Une nouvelle bande dessinée de Christophe Blain est un évènement en soi. Alors quand l’auteur de « Quai d’Orsay » revient aux affaires avec sa série phare, on salive à l’idée de retrouver nos « beaux bandits ». Le verbe affuté, leurs colts chargés et leurs questionnements existentiels tour à tour cocasses, loufoques, sublimes ou absurdes signent l’arrivée attendue du quatrième tome du western  « Gus ».

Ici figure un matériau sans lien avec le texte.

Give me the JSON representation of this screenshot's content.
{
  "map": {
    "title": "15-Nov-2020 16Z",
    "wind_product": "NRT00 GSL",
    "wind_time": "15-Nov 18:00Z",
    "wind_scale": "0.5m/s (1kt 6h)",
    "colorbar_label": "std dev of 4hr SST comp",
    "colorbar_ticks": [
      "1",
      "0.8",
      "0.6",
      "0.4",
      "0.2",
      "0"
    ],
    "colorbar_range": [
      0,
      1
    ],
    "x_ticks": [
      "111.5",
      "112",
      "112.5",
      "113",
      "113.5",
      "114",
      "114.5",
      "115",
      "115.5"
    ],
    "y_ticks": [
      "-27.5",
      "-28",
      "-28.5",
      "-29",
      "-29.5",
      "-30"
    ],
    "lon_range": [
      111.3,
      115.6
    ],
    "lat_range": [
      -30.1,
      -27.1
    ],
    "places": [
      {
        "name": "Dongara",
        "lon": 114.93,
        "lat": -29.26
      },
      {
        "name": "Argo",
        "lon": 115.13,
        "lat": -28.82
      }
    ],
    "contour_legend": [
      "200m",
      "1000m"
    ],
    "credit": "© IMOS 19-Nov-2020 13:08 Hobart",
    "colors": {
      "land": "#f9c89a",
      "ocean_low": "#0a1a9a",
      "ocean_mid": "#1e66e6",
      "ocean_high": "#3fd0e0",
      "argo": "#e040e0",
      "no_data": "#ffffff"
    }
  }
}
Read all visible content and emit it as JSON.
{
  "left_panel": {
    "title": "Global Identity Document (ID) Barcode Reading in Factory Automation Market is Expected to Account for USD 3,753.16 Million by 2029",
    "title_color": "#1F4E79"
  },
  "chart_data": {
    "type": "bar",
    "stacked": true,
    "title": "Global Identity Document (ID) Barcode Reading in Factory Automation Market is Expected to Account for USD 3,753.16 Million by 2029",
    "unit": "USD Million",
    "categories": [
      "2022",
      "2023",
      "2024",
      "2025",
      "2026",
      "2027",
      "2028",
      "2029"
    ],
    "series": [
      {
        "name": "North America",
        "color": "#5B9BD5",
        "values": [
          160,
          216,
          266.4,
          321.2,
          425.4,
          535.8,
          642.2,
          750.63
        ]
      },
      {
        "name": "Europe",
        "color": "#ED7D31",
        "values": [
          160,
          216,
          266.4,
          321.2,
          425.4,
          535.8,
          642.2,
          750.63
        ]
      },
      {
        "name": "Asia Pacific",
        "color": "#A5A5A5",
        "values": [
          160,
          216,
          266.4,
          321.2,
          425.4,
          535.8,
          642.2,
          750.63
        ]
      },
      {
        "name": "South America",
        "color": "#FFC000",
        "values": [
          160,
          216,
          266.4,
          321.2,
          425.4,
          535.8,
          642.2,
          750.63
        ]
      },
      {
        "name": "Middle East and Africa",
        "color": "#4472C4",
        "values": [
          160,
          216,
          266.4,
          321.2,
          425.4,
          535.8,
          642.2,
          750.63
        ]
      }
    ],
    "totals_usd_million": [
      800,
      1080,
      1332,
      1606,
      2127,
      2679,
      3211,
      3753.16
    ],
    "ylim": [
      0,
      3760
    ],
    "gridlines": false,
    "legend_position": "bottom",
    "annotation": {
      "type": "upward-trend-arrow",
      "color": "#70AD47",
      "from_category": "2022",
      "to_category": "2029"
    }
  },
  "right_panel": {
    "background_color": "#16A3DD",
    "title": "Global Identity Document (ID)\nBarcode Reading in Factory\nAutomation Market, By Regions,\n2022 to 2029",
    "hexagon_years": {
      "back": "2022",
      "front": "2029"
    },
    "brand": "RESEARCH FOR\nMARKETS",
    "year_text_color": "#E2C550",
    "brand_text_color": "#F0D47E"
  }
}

Mais c’est qu’ils vieillissent nos héros ! Les dernières aventures de Gus, Clém et Gratt remontent déjà à 2008. Une paye dans le milieu du banditisme. Après une ouverture de haute voltige en compagnie de Gus braquant un train lancé à vive allure (gare aux branches), l’intrigue se déplace vers Clém pour ne plus le lâcher. On le retrouve à San Francisco où, en bon père de famille régnant sur sa fortune, il couve d’un œil pépère sa fille Jamie (maintenant âgée de 12 ans et qui lui ressemble de plus en plus…) et sa femme Ava, lancée dans la production écrite de romans à l’eau de rose. Tout irait pour le mieux dans le meilleur des mondes sauf que le diable de la cavale et l’adrénaline du vice viennent en personne perturber le calme relatif du grand Clém. Accompagné d’un mystérieux peintre borgne expert en dynamite (mélomanes déglingués, ce personnage est pour vous)  et avec la complicité d’un Gratt encore plus paumé qu’à l’accoutumée, c’est toute l’envie de vivre plus intensément qui tempête sous le crâne du grand bandit roux. Le braquage de banque à ses vertus dont il est difficile de se défaire et Clém se révèlera alors plus complexe et plus fragile que jamais. Car marié et père d’une petite fille à qui il manque, il sait que les cabrioles de sa jeunesse sont derrière lui. L’âge avance et avec lui une réduction binaire des possibles. A l’Ouest sauvage des grands espaces on vit fort mais dangereusement, à l’Est civilisé et urbain on capitalise et on prend du bide.

Tout est réunit donc pour une nouvelle épopée haute en couleur, gorgée de dialogues savoureux et servie par des personnages parfaits (Ce sheriff !). Les codes du western sont compris, détournés et réinterprétés de sorte à donner une hilarante densité spirituelle à l’ensemble. On navigue donc sans cesse entre le sérieux du genre et la pantalonnade graphique faussement déstructurée car parfaitement maitrisée. Un peu comme si Clint Eastwood travaillait avec Frank Zappa.